Recipe
Ingredients
- •1 white onion
- •2 stalks fresh lemongrass
- •1 cup shiitake mushrooms
- •1 inch fresh ginger
- •1 lime
- •1 whole chicken
- •3 quarts filtered water
- •2 bay leaves
- •1 teaspoon dried thyme
- •1 can coconut milk
- •2 tablespoons fish sauce
- •1 teaspoon honey
- •2 cups spinach
- •1 bunch cilantro, to garnish
Instructions
- 1.Chop your onion, lemongrass, and mushrooms. Peel and chop the ginger, and zest and juice your lime.

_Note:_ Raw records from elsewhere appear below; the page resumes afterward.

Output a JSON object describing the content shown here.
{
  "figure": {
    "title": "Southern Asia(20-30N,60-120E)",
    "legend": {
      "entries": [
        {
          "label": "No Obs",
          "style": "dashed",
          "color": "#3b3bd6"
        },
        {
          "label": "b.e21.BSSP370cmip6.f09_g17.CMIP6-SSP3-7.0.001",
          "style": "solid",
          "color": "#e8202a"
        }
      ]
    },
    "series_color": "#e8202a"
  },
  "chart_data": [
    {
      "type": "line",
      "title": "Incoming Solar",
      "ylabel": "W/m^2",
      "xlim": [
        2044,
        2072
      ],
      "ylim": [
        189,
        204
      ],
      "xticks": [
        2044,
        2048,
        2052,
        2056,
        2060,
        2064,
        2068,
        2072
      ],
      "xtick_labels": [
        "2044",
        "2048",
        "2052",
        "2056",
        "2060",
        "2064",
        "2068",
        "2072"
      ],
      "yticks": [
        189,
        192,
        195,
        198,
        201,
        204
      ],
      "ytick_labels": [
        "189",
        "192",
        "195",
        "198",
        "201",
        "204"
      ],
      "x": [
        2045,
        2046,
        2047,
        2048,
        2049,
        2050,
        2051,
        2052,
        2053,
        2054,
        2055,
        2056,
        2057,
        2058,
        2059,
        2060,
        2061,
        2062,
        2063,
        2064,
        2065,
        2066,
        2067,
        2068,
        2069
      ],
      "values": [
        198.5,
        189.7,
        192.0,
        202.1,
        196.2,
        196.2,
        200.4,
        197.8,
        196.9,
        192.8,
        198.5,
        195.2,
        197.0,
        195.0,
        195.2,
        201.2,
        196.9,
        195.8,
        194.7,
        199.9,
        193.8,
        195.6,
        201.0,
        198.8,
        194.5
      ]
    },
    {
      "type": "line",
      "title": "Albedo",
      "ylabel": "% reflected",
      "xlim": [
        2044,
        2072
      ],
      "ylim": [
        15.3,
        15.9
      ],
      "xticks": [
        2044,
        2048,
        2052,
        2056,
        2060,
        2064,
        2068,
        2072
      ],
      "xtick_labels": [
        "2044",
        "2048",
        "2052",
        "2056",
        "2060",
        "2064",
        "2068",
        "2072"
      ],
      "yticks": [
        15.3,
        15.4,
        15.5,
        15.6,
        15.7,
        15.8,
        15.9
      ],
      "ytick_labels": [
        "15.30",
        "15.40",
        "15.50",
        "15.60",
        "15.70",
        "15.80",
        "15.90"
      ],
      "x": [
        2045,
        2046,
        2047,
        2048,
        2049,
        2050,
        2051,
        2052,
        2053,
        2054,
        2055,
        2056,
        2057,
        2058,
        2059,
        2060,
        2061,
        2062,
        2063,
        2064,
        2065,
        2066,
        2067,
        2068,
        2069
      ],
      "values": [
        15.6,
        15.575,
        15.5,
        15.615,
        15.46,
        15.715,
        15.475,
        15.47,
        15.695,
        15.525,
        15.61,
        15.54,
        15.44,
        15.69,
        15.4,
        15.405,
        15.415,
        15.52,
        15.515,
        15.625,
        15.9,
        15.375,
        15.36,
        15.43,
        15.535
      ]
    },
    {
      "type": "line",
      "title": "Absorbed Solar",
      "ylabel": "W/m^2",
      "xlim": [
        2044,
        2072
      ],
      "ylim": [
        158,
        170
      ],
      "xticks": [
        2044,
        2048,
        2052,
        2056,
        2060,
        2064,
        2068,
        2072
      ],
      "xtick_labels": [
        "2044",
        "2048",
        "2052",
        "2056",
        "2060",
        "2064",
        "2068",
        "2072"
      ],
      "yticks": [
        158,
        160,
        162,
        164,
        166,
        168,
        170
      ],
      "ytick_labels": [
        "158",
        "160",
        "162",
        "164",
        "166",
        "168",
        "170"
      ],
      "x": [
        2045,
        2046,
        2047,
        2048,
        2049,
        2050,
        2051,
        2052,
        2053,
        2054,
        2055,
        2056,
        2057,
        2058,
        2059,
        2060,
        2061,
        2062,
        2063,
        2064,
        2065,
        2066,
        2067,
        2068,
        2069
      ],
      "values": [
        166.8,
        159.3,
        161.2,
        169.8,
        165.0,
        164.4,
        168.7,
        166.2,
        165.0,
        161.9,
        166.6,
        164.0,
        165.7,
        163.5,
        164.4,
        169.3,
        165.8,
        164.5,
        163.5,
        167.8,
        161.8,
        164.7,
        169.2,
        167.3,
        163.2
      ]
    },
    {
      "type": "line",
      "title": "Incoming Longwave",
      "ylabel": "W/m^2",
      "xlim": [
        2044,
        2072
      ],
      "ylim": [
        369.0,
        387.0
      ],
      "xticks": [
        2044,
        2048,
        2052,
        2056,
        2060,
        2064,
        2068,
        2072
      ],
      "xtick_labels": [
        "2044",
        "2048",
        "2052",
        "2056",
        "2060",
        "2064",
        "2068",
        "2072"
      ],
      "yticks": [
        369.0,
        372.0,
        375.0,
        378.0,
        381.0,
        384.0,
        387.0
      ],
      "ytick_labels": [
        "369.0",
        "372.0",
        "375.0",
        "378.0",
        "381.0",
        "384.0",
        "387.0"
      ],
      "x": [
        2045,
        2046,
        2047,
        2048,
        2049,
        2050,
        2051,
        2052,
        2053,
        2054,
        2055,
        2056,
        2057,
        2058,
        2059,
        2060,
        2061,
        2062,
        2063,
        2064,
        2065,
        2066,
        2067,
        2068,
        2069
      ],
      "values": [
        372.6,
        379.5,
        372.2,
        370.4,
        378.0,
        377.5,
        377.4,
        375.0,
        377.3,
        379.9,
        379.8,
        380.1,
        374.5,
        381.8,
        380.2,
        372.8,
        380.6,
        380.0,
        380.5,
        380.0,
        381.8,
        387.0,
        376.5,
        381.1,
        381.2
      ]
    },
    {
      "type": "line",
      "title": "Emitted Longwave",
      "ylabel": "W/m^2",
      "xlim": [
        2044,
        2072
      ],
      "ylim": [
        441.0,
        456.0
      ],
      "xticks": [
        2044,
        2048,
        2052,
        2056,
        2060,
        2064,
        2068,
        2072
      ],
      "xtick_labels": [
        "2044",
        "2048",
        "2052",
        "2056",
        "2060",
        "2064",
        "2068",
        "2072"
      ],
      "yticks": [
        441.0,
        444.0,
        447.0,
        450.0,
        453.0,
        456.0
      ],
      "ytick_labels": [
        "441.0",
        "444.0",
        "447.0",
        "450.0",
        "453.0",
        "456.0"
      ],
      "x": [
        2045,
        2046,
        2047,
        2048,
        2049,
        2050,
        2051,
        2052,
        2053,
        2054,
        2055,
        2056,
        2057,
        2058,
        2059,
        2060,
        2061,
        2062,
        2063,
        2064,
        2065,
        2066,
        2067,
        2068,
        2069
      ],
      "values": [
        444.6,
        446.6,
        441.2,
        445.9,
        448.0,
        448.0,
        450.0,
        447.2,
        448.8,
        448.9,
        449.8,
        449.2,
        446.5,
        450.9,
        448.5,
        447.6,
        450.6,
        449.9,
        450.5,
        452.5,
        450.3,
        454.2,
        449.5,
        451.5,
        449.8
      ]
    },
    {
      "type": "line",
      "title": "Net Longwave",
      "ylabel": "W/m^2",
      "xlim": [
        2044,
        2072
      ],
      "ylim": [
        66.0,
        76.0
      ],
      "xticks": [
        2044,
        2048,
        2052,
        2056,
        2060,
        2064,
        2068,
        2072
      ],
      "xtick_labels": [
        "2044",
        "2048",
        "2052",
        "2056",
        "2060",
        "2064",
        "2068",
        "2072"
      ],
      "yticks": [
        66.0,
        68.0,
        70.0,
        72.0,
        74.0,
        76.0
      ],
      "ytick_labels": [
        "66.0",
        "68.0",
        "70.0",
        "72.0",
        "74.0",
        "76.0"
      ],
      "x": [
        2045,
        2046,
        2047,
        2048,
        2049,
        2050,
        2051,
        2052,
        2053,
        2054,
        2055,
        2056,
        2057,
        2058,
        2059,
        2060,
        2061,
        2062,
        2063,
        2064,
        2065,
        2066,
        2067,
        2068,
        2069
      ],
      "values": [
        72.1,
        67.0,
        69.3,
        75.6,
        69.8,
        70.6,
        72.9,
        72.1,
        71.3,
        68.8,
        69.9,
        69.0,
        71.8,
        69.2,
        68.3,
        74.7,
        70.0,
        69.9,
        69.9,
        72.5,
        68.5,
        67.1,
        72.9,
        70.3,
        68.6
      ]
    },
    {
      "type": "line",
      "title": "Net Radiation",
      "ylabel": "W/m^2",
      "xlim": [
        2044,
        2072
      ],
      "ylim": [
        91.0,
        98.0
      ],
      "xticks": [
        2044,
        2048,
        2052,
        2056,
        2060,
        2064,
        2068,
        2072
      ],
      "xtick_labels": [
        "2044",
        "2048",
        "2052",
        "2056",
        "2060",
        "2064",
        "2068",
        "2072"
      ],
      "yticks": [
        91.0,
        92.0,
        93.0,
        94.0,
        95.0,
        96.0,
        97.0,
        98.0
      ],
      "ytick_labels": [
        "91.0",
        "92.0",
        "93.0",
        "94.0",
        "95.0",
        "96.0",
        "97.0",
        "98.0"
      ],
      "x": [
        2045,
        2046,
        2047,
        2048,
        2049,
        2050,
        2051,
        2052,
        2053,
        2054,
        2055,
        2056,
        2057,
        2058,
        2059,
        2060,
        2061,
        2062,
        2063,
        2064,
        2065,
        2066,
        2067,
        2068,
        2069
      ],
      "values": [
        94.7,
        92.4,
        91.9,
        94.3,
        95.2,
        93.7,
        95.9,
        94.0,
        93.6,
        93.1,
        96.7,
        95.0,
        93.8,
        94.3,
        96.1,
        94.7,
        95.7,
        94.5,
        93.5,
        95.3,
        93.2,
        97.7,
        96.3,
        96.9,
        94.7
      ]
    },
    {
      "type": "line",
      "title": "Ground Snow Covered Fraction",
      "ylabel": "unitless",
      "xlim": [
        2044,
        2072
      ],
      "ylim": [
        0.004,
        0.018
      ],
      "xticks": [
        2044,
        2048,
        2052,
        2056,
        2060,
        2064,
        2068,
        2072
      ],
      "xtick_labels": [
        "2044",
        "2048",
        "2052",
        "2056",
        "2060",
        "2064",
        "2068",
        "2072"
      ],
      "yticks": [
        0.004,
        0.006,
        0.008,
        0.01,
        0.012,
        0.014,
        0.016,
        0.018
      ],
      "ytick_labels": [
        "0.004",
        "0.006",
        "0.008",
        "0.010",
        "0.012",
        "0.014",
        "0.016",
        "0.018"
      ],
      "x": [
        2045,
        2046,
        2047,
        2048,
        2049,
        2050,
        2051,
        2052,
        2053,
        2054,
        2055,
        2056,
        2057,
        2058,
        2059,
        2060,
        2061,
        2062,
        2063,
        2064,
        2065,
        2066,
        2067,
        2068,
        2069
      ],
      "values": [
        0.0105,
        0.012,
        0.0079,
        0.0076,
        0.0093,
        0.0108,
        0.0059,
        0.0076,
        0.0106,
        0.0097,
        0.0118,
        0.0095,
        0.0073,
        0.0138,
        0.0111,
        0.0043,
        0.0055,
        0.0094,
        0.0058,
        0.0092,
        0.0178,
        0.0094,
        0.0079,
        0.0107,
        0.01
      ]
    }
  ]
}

- 2.Place your rinsed whole chicken into a giant pot and submerge it in 3 quarts of water. Bring to a boil over medium-high heat, then add the onion, bay leaves, and dried thyme. Cook uncovered for 30 to 40 minutes until the chicken is tender.
- 3.During the final 10 minutes of boiling the chicken, throw in your chopped lemongrass, ginger, lime zest, and lime juice.
- 4.Fish the chicken out to cool. Strain your broth through a sieve into a second pot and discard all the spent solids. Once the chicken is cool enough to handle, strip the meat from the bones and rough-chop it.
- 5.Bring your pure stock back to a boil, drop in the chicken meat and fresh mushrooms, and simmer for 20 minutes.
- 6.Stir in the coconut milk, fish sauce, honey, and fresh spinach. Simmer for just 3 minutes until the spinach wilts, garnish with plenty of fresh cilantro, and serve up your ultimate comfort soup!